Contoh lainnya seperti nasi kebuli, karena nasi kebuli merupakan barang yang bercampur (tidak satu jenis), maka harus  tercatat/ terrinci, berapa kilo beras yang digunakan dan dari kulitas yang bagaimana, berapa kilo daging yang digunakan, sehingga antara rasa dengan harganya sesuai.
Bila ingin berkah dalam berdagang atau berusaha, maka harus dijalankan hal-hal seperti itu yang sesuai dengan tuntunan agama.
Contoh lainnya seperti jamu, karena merupakan barang yang bercampur (tidak satu jenis), maka harus dirinci/ tercatat  bahan apa saja yang digunakan dan berapa banyak. Bila tidak dirinci/ tercatat, maka tidak sah bii’ salam-nya.
Jika bagian-bagian yang digunakan dalam campuran untuk membuat suatu barang itu tercatat, jenis dan ukuran/ banyak-nya, maka bii’ salam-nya sah.
3.  Barang tersebut tidak dimasak
Untuk merubah barang tersebut dari mentah menjadi matang, seperti merubah daging menjadi sop, gulai, marak, semur atau lainnya. Artinya jika menurut tuntunan Nabi, barang tersebut syaratnya tidak tersentuh oleh api. Jika memang barang itu dimasak, tetapi tujuan dimasak itu barang bukan untuk merubah dari daging menjadi sop, gulai, marak, semur  atau lainnya, tetapi tujuannya untuk memisahkan antara daging dan lemak/ minyak-nya. Atau seperti membakar sarang madu untuk memisahkan antara madu dengan lilinnya.
4.  Barangnya harus tidak ada ditempat transaksi
Barang yang dijual tidak boleh ada ditempat transaksi, bila barang yang dipesan ada di tempat, maka transaksinya bukan disebut sebagai bii’ salam, melainkan bii’ biasa saja. Menurut qoul yang shoheh, maka bii’-nya tidak sah dan salam-nya juga tidak sah. Karena yang dimaksud bii’ salam adalah uangnya diberikan terlebih dahulu sedangkan barangnya indent (kemudian) atau daynan (hutang). Jadi dalam bii’ salam pemilik barang berhutang kepada pemilik uang, karena uang sudah diberikan sedangkan barangnya belum diberikan (indent).
Contoh jika terjadi transaksi: “aku beli salam kepada kamu hamba sahaya (budaq) ini dengan tsaman (pembayaran) berupa baju ini.” Maka bii’ salam-nya tidak sah, karena yang akan dibeli (budaq-nya) ada disitu. Tsaman (pembayarannya) harus dibayar di muka (tunai), tetapi yang tidak dibolehkan ada disitu yaitu barangnya(berupa budaq). Dalam hal ini bii’-nya tidak sah dan salam-nya tidak sah. Bii’-nya tidak sah, karena Shighot Ijaab-Qobuul-nya: “aslamtu…” bukan “bii’ tuka…”  Sedangkan Salam-nya tidak sah, karena barang-nya (budaq) tunai (ada disitu), tidak daynan (hutang/ indent).

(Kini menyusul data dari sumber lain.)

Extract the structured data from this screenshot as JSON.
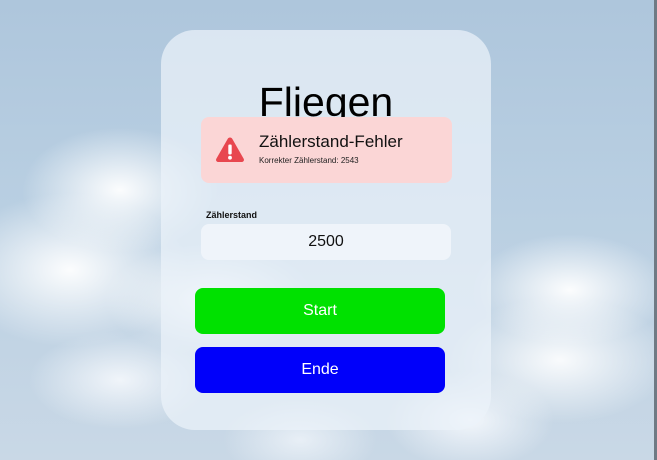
{
  "page": {
    "title": "Fliegen"
  },
  "alert": {
    "title": "Zählerstand-Fehler",
    "message": "Korrekter Zählerstand: 2543",
    "icon": "warning-triangle-icon",
    "background_color": "#fbd6d6",
    "icon_color": "#e8474f"
  },
  "counter_field": {
    "label": "Zählerstand",
    "value": "2500"
  },
  "buttons": {
    "start_label": "Start",
    "start_color": "#00e100",
    "end_label": "Ende",
    "end_color": "#0000fa"
  }
}
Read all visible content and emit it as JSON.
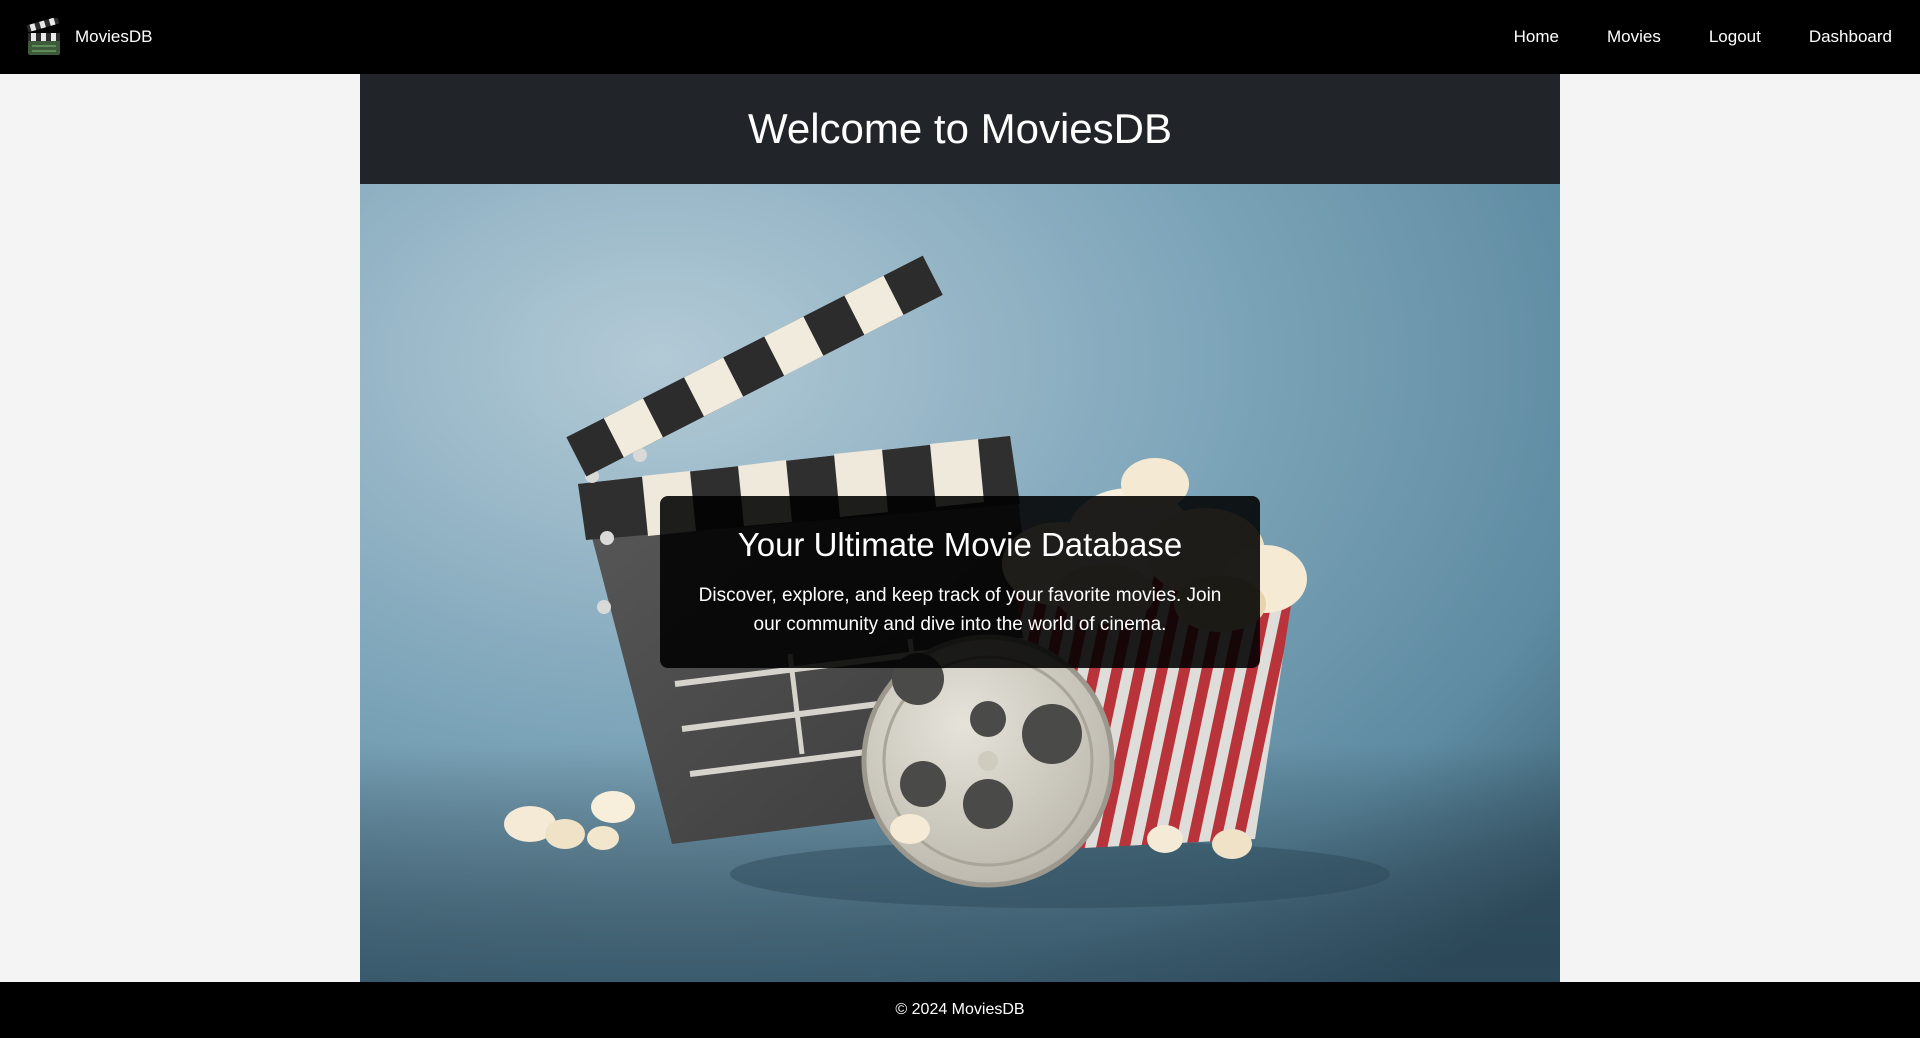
{
  "navbar": {
    "brand": "MoviesDB",
    "brand_icon": "clapperboard-icon",
    "links": [
      {
        "label": "Home"
      },
      {
        "label": "Movies"
      },
      {
        "label": "Logout"
      },
      {
        "label": "Dashboard"
      }
    ]
  },
  "hero": {
    "title": "Welcome to MoviesDB",
    "card_heading": "Your Ultimate Movie Database",
    "card_text": "Discover, explore, and keep track of your favorite movies. Join our community and dive into the world of cinema."
  },
  "footer": {
    "text": "© 2024 MoviesDB"
  },
  "colors": {
    "navbar_bg": "#000000",
    "title_bar_bg": "#212529",
    "page_bg": "#f4f4f4",
    "hero_backdrop": "#7aa3b8",
    "card_bg": "rgba(0,0,0,0.88)"
  }
}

Untuk sahnya barang yang kita beli secara Bii’ Salam (indent), maka ada 8 Persyaratan Yang Harus Terpenuhi Untuk Sahnya Bii’ Salam (Jual-Beli Secara Indent), yaitu:
1.  Barangnya Harus Disifatkan (Dijelaskan/ Diterangkan) Jenisnya
Misalnya kita membeli hewan ternak, maka disebutkan jenisnya seperti: ‘iibil (unta), baqor (sapi), ghonam (kambing), bighool (peranakan antara kuda dengan keledai), himaar (keledai), dll. Dan bila kita akan membeli sapi, maka kemudian disebutkan juga naw’-nya (macamnya), seperti: sapi Madura, sapi Bali, sapi NTT, sapi Australi dll. Sedangkan untuk kambing, disebutkan naw’-nya, seperti: kambing qibas, domba, etawa, jawa, garut dll. Jika tidak disebutkan jenis dan naw’-nya, maka tidak sah, karena nantinya akan timbul perselisihan. Kita sebutkan jenis dan naw’-nya, dengan sebab disebutkan sifat-sifat yang berbeda tadi, maka akan berbeda pula tsaman (harganya). Sapi Madura dengan sapi Australi beda harganya, umumnya sapi lokal lebih mahal dari pada sapi import.
Dalam Jual-Beli Salam (Bii’ Salam) harus disebutkan:
1.    Jenisnya dan naw’-nya. Maka salah satu dari keduanya, yaitu penjual-nya atau pembeli-nya harus menyebutkan, tentunya pembeli lebih dominan, karena dia adalah pihak yang butuh akan itu barang. Misalnya kita akan membeli budaq (jenisnya) dan disebutkan pula naw’-nya, yaitu seperti budaq dari Turky, India, Sudan, dll. Bila tidak disebutkan naw’-nya, maka pada akhirnya tidak sesuai dengan keinginan dari pembeli.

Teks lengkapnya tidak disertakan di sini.